他幹脆換了個話題,朝汪惠問道:
“對了,老姐姐,丘道友呢?”
“雲天宗的人,不是跟你們走了同一條路嗎?怎麽到現在還不見出來?”
荊朝光刻意拔高聲音,讓所有人都聽見。
此言一出,立刻引來了在場諸多人員的關注。
畢竟,張大川是因爲接受了古代大能的傳承,所以還沒出來;藥王杜仲是因爲跌落了深淵,生死不知;可雲天宗呢?
不僅是先天高手丘彥淮,副宗主尚書蘭,還有雲天宗的年輕天驕陸行舟,以及另外兩名武道宗師,一行五人,爲何一個都沒有出現?
面對數十道目光的注視,汪惠口中緩緩吐出了兩個字:
“死了!”
隻見她沉沉一歎,臉上流露出了一抹悲怆之色。
“包括丘道友在内,雲天宗一行三人,全都隕落在了那座深淵之上。”
話音未落,全場嘩然。
“連先天高手都死了?”
“怎麽會這樣?!”
“那試煉之地内竟然如此兇險嗎?算上藥神谷那位藥王,豈不是等于有兩尊先天強者都隕落其中?”
衆人一片震驚。
就連荊朝光與孔長風二人也微微變色,心驚不已。
“怎麽會這樣?”荊朝光驚道。
孔長風則是皺眉說:
“陸行舟貪心作祟,死在了那座堆滿了靈器與寶器的青瓦古殿之内。雲天宗那位副宗主雖然與我們走了一條路,但她隻跟我們走了沒多久,就突然消失了。”
“這樣算下來,雲天宗進入試煉之地的五個人,豈不是都沒了?”
荊朝光沉聲追問道:
“老姐姐,你們走的那條路上,到底發生了什麽?”
死了一尊先天,這對于華國修行界而言,絕對是莫大的損失。
身爲總商會的高層,他必須要了解事情的經過。
汪惠見狀,開口解釋道:
“我們那條路一開始還算平靜,可就在即将抵達終點時,驚變發生了。”
“當時,整個深淵上都是一片火海,烈焰中隐藏着難以察覺的殺伐陣紋,我與丘道友約定,我們分成兩批,輪流上前探路。”
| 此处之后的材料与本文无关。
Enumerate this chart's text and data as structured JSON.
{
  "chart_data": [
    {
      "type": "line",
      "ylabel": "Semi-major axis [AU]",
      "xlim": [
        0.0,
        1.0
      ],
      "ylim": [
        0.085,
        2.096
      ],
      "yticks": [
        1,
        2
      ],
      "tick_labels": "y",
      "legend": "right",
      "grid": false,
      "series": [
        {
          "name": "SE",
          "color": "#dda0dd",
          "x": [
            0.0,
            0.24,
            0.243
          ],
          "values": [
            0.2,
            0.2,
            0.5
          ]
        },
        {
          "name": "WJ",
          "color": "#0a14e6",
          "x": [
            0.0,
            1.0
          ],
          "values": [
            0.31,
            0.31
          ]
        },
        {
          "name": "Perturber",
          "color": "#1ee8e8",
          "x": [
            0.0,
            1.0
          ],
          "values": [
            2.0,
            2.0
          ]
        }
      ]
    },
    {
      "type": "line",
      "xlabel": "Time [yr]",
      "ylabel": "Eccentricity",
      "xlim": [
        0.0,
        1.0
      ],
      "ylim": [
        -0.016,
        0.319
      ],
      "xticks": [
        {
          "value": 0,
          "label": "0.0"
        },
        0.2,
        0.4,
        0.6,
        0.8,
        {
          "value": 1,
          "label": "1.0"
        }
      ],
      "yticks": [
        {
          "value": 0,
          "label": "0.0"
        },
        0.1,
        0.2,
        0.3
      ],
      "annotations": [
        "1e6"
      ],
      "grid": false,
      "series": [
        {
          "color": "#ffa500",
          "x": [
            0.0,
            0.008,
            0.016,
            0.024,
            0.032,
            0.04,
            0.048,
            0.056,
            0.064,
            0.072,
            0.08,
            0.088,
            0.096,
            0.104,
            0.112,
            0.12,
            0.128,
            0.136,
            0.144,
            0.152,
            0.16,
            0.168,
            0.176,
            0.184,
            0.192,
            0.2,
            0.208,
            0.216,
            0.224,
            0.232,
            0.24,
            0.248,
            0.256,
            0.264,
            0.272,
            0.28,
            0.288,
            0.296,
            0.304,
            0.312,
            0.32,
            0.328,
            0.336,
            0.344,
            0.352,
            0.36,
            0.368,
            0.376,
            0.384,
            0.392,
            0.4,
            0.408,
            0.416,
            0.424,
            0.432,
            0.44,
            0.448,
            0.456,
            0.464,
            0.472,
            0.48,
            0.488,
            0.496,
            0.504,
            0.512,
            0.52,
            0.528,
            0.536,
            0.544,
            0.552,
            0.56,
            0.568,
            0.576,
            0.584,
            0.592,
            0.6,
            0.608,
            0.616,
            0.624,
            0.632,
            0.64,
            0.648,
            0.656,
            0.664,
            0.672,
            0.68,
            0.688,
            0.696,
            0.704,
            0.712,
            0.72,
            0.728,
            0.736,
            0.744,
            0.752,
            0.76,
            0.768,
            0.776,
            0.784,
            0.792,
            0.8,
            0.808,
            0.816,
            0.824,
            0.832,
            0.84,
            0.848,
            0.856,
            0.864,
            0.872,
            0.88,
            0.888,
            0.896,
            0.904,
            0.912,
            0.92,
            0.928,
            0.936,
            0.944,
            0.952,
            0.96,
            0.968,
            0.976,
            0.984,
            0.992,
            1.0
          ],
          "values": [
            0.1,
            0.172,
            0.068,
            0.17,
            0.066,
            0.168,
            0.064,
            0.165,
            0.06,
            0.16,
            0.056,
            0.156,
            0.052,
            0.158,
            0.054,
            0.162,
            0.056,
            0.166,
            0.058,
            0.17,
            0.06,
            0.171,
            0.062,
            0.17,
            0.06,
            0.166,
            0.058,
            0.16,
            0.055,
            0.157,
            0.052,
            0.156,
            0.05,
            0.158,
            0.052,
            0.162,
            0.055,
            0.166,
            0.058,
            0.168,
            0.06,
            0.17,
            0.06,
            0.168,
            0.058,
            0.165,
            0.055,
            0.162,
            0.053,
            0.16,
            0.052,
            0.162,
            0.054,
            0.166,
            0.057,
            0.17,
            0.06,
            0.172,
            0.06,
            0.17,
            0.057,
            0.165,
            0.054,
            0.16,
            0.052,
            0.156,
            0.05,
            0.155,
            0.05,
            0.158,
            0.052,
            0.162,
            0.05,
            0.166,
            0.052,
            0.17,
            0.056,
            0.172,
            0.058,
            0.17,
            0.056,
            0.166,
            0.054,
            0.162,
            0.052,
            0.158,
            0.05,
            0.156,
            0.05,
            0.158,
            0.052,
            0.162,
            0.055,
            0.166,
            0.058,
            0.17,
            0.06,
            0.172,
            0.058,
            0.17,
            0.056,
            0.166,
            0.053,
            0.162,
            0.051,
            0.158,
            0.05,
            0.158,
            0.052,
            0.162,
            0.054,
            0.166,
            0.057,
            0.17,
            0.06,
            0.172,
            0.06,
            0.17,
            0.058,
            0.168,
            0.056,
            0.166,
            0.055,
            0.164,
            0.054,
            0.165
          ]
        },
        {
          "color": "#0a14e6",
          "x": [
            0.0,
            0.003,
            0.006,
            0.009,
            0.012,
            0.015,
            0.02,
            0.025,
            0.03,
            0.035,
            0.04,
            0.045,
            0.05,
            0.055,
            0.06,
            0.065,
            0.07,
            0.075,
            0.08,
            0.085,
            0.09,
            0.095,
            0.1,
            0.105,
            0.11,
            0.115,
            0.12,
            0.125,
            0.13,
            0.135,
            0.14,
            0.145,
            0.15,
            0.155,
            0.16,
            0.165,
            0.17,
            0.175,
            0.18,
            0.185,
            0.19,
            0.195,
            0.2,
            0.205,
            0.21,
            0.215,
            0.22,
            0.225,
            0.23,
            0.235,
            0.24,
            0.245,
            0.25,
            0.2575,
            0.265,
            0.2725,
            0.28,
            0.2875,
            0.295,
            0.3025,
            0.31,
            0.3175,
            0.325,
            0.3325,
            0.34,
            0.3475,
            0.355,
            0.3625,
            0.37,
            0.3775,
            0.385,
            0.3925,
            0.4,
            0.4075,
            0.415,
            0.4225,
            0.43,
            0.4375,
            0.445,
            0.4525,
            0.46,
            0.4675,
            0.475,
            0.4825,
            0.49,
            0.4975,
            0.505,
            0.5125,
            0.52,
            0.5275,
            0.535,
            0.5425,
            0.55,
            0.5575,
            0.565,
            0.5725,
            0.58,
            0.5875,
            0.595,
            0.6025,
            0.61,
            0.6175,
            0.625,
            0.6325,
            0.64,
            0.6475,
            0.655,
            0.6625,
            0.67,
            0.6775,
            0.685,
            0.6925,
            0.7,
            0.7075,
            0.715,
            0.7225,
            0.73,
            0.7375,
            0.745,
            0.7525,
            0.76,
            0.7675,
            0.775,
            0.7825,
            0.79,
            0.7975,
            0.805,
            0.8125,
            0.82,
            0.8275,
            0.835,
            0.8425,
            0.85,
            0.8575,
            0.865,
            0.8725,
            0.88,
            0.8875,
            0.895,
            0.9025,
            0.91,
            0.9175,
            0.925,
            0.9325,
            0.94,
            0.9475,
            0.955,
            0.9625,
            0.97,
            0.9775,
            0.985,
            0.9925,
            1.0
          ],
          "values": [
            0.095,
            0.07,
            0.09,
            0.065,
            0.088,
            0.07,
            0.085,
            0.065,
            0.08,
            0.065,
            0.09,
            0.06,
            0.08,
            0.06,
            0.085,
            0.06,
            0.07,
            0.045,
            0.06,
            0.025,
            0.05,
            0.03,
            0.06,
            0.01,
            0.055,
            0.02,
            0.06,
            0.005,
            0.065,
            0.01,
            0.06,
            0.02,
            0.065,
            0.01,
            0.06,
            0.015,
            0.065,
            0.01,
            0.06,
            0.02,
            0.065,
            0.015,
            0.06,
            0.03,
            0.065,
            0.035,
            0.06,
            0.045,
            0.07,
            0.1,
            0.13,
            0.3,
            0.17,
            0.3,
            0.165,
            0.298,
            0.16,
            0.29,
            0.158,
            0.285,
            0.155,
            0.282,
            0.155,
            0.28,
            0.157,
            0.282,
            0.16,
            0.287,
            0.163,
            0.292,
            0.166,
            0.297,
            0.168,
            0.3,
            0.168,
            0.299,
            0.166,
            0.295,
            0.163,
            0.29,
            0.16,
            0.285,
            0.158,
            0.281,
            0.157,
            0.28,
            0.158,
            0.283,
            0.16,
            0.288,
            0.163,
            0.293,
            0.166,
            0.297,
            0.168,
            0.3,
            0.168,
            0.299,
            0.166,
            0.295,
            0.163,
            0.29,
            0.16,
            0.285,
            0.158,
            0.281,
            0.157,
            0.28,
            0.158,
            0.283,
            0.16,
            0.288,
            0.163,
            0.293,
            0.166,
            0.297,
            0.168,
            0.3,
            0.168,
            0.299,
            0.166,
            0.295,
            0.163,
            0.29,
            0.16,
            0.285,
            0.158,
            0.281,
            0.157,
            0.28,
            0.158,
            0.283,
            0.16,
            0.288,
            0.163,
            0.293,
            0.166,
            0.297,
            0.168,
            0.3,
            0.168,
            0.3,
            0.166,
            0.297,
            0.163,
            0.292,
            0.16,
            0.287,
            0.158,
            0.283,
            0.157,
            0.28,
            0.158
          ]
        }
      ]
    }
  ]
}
“可當丘道友帶着雲天宗那兩名武道宗師探路時,卻不小心踏進了一片殺陣。”
“老身與宗門的大宗師一同前去營救,奈何實力不濟,那殺陣一經觸發,對應範圍内無差别轟殺,根本不是我等能沖破的。”
“所以……”
“哎!”
汪惠再次沉沉歎息,滿是遺憾與傷感。
衆人聽後,面面相觑。
不知道這話到底是真是假。
這時,岑若雅也主動開口,解釋道:
“閣主她老人家與長老爲了救人,已經拼盡了全力,甚至險些受傷。但那殺陣的威力實在是太恐怖了,若非有閣主護着,我們這些宗師境界的人,恐怕也沒法活着出來。”
廣場上,随着汪惠和岑若雅将事情解釋完畢,衆人熱議不止。
宗主、副宗主,二長老與青龍堂堂主,還有最傑出的年輕弟子,五個人進入那座宏偉神殿内參與試煉,結果一個人都沒有出來。
如此損失,哪怕不是雲天宗的人,隻是想想也都覺得牙疼、肝兒疼、肉疼,渾身都疼!
“不會這樣的……不會這樣的……”
留守在廣場上的幾名雲天宗長老身形踉跄,神情盡皆慘淡,眼睛裏滿是絕望。
作爲雲天宗的成員,沒有人願意相信這個事實!
青龍堂副堂主蔡崇陽、雜事堂堂主馬德九、二長老甄秉鈞的弟子梵漠,還有周子淩、王戰等等一衆雲天宗弟子,每一個人臉上都寫滿了迷茫與彷徨。